1. kendi ülkemizden yakınen tanıdığımız bir sürecin amerika birleşik devletleri'ndeki baş aktörü.

    ağzına geleni söyleyip, rakiplerine bel altı vuran, terbiyesiz ve görgüden nasibini almamış haliyle kameralar önüne çıkmaktan gocunmadığı için destekçileri kendisini "özü sözü bir" olarak görmektedir.

    örneğin bernie sanders ve hillary clinton birbirlerini en ağır şekilde eleştirirken dahi clinton sanders'a "sayın senatör", sanders clinton'a "sayın sekreter" diye hitap eder. seviyeyi yerlere indirmezler, politik nezaket gereği.

    trump ise rakibi rubio ile ilgili getirdiği "eleştiri" de eline bir su şişesi alır etrafa sallamaya başlar ve "hiç bu kadar terleyen bir adam gördünüz mü yahu hahaha" diye palyaçoluk yapar.

    seviyeyi indirme, yazılı olmayan görgü kurallarına uymama insanlara samimi geliyor. halbuki adamın söylediği üç laftan biri yalan, diğeri de çarpıtma, kalan bir doğru laf da diğer ikisini yedirmek için temel olsun diye kullanılıyor.

    kullandığı dile ilişkin yapılan araştırmalarda, konuşmalarında yer alan sözcük çeşitliliğinin azlığı dikkat çekiyor. bir diğer nokta, konuşmalarında kullandığı kelime haznesinin dördüncü sınıfa giden bir çocuğa tekabül etmesi.
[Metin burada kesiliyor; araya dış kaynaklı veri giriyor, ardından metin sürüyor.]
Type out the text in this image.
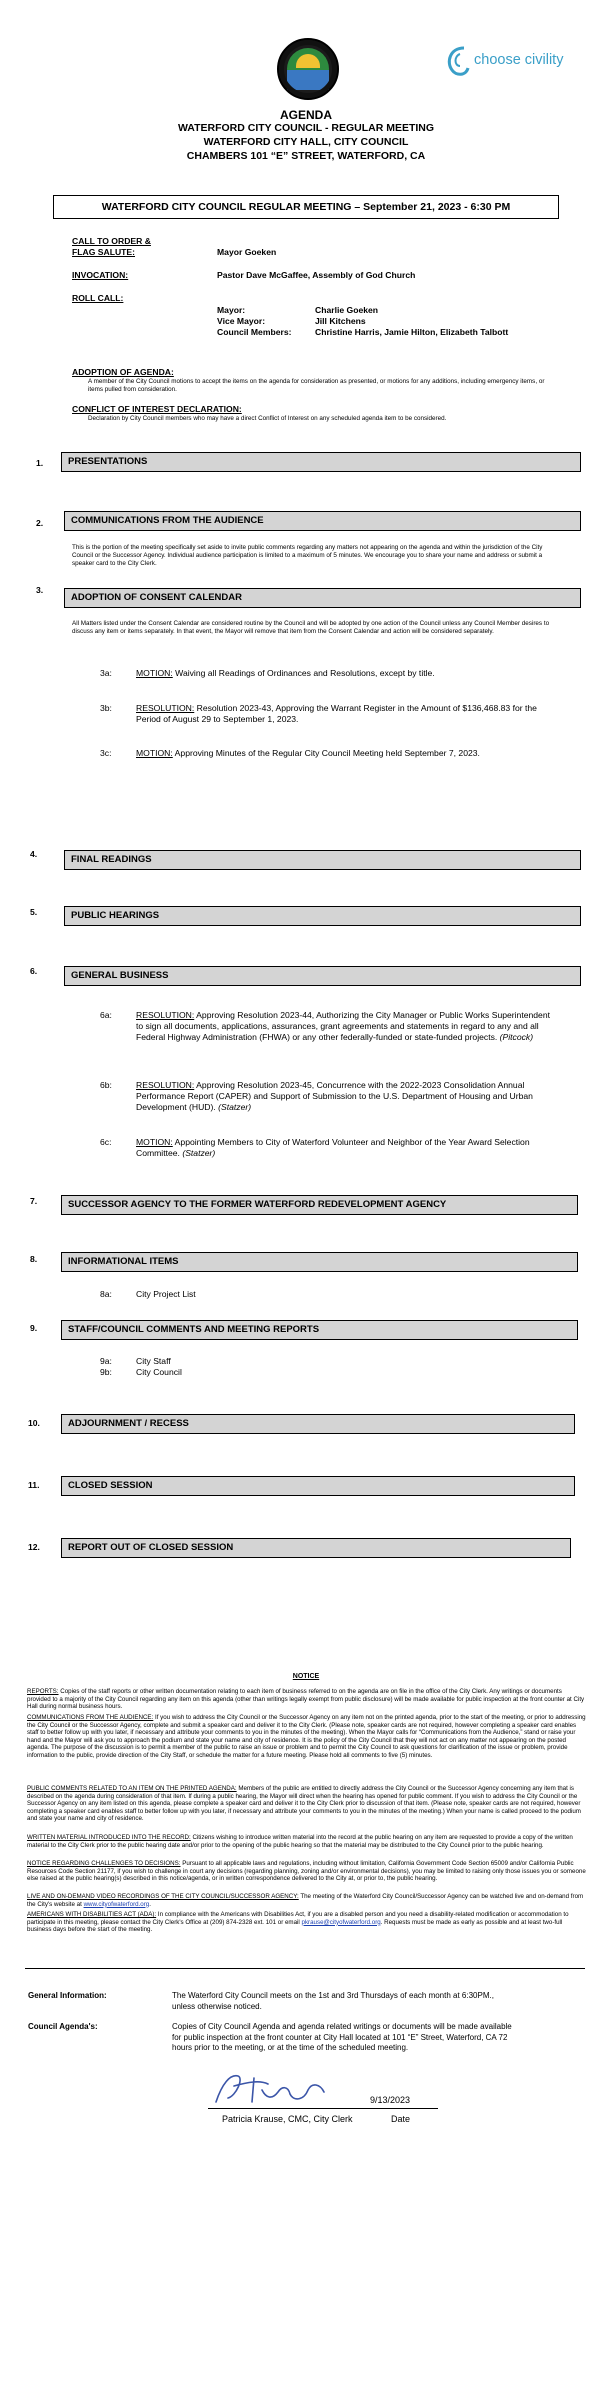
choose civility
AGENDA
WATERFORD CITY COUNCIL - REGULAR MEETING
WATERFORD CITY HALL, CITY COUNCIL
CHAMBERS 101 “E” STREET, WATERFORD, CA
WATERFORD CITY COUNCIL REGULAR MEETING – September 21, 2023 - 6:30 PM
CALL TO ORDER &
FLAG SALUTE:	Mayor Goeken
INVOCATION:	Pastor Dave McGaffee, Assembly of God Church
ROLL CALL:
Mayor:	Charlie Goeken
Vice Mayor:	Jill Kitchens
Council Members:	Christine Harris, Jamie Hilton, Elizabeth Talbott
ADOPTION OF AGENDA:
A member of the City Council motions to accept the items on the agenda for consideration as presented, or motions for any additions, including emergency items, or items pulled from consideration.
CONFLICT OF INTEREST DECLARATION:
Declaration by City Council members who may have a direct Conflict of Interest on any scheduled agenda item to be considered.
1.	PRESENTATIONS
2.	COMMUNICATIONS FROM THE AUDIENCE
This is the portion of the meeting specifically set aside to invite public comments regarding any matters not appearing on the agenda and within the jurisdiction of the City Council or the Successor Agency. Individual audience participation is limited to a maximum of 5 minutes. We encourage you to share your name and address or submit a speaker card to the City Clerk.
3.
ADOPTION OF CONSENT CALENDAR
All Matters listed under the Consent Calendar are considered routine by the Council and will be adopted by one action of the Council unless any Council Member desires to discuss any item or items separately. In that event, the Mayor will remove that item from the Consent Calendar and action will be considered separately.
3a:	MOTION: Waiving all Readings of Ordinances and Resolutions, except by title.
3b:	RESOLUTION: Resolution 2023-43, Approving the Warrant Register in the Amount of $136,468.83 for the Period of August 29 to September 1, 2023.
3c:	MOTION: Approving Minutes of the Regular City Council Meeting held September 7, 2023.
4.	FINAL READINGS
5.	PUBLIC HEARINGS
6.	GENERAL BUSINESS
6a:	RESOLUTION: Approving Resolution 2023-44, Authorizing the City Manager or Public Works Superintendent to sign all documents, applications, assurances, grant agreements and statements in regard to any and all Federal Highway Administration (FHWA) or any other federally-funded or state-funded projects. (Pitcock)
6b:	RESOLUTION: Approving Resolution 2023-45, Concurrence with the 2022-2023 Consolidation Annual Performance Report (CAPER) and Support of Submission to the U.S. Department of Housing and Urban Development (HUD). (Statzer)
6c:	MOTION: Appointing Members to City of Waterford Volunteer and Neighbor of the Year Award Selection Committee. (Statzer)
7.	SUCCESSOR AGENCY TO THE FORMER WATERFORD REDEVELOPMENT AGENCY
8.	INFORMATIONAL ITEMS
8a:	City Project List
9.	STAFF/COUNCIL COMMENTS AND MEETING REPORTS
9a:	City Staff
9b:	City Council
10.	ADJOURNMENT / RECESS
11.	CLOSED SESSION
12.	REPORT OUT OF CLOSED SESSION
NOTICE
REPORTS: Copies of the staff reports or other written documentation relating to each item of business referred to on the agenda are on file in the office of the City Clerk. Any writings or documents provided to a majority of the City Council regarding any item on this agenda (other than writings legally exempt from public disclosure) will be made available for public inspection at the front counter at City Hall during normal business hours.
COMMUNICATIONS FROM THE AUDIENCE: If you wish to address the City Council or the Successor Agency on any item not on the printed agenda, prior to the start of the meeting, or prior to addressing the City Council or the Successor Agency, complete and submit a speaker card and deliver it to the City Clerk. (Please note, speaker cards are not required, however completing a speaker card enables staff to better follow up with you later, if necessary and attribute your comments to you in the minutes of the meeting). When the Mayor calls for “Communications from the Audience,” stand or raise your hand and the Mayor will ask you to approach the podium and state your name and city of residence. It is the policy of the City Council that they will not act on any matter not appearing on the posted agenda. The purpose of the discussion is to permit a member of the public to raise an issue or problem and to permit the City Council to ask questions for clarification of the issue or problem, provide information to the public, provide direction of the City Staff, or schedule the matter for a future meeting. Please hold all comments to five (5) minutes.
PUBLIC COMMENTS RELATED TO AN ITEM ON THE PRINTED AGENDA: Members of the public are entitled to directly address the City Council or the Successor Agency concerning any item that is described on the agenda during consideration of that item. If during a public hearing, the Mayor will direct when the hearing has opened for public comment. If you wish to address the City Council or the Successor Agency on any item listed on this agenda, please complete a speaker card and deliver it to the City Clerk prior to discussion of that item. (Please note, speaker cards are not required, however completing a speaker card enables staff to better follow up with you later, if necessary and attribute your comments to you in the minutes of the meeting.) When your name is called proceed to the podium and state your name and city of residence.
WRITTEN MATERIAL INTRODUCED INTO THE RECORD: Citizens wishing to introduce written material into the record at the public hearing on any item are requested to provide a copy of the written material to the City Clerk prior to the public hearing date and/or prior to the opening of the public hearing so that the material may be distributed to the City Council prior to the public hearing.
NOTICE REGARDING CHALLENGES TO DECISIONS: Pursuant to all applicable laws and regulations, including without limitation, California Government Code Section 65009 and/or California Public Resources Code Section 21177, if you wish to challenge in court any decisions (regarding planning, zoning and/or environmental decisions), you may be limited to raising only those issues you or someone else raised at the public hearing(s) described in this notice/agenda, or in written correspondence delivered to the City at, or prior to, the public hearing.
LIVE AND ON-DEMAND VIDEO RECORDINGS OF THE CITY COUNCIL/SUCCESSOR AGENCY: The meeting of the Waterford City Council/Successor Agency can be watched live and on-demand from the City's website at www.cityofwaterford.org.
AMERICANS WITH DISABILITIES ACT (ADA): In compliance with the Americans with Disabilities Act, if you are a disabled person and you need a disability-related modification or accommodation to participate in this meeting, please contact the City Clerk's Office at (209) 874-2328 ext. 101 or email pkrause@cityofwaterford.org. Requests must be made as early as possible and at least two-full business days before the start of the meeting.
General Information:	The Waterford City Council meets on the 1st and 3rd Thursdays of each month at 6:30PM., unless otherwise noticed.
Council Agenda's:	Copies of City Council Agenda and agenda related writings or documents will be made available for public inspection at the front counter at City Hall located at 101 “E” Street, Waterford, CA 72 hours prior to the meeting, or at the time of the scheduled meeting.
9/13/2023
Patricia Krause, CMC, City Clerk	Date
    bu yeter seviye, diğer başkan adaylarında daha yüksek bu da diğer adayların eğitimsiz kesime hitap edebilmesini güçleştiriyor.

    "amerika en büyüktür, rusya, çin ve müslümanlar düşmanlarımızdır, ben yaparım" anahtar sözcüklerini kullanarak siz de bir trump konuşması hazırlayabilirsiniz.

    cumhuriyetçilerin adayı olacağı neredeyse kesin. başkanlık konusunda ise amerika'nın, fransa'nın le pen'e gösterdiği gibi tepki gösterip karşısında kim varsa ona mı kapıyı açacağı yoksa türkiye vb. tam gaz sağcılığa kayan ülkelerdeki gibi başına içi boş bir gösteri peygamberi mi getireceğini göreceğiz.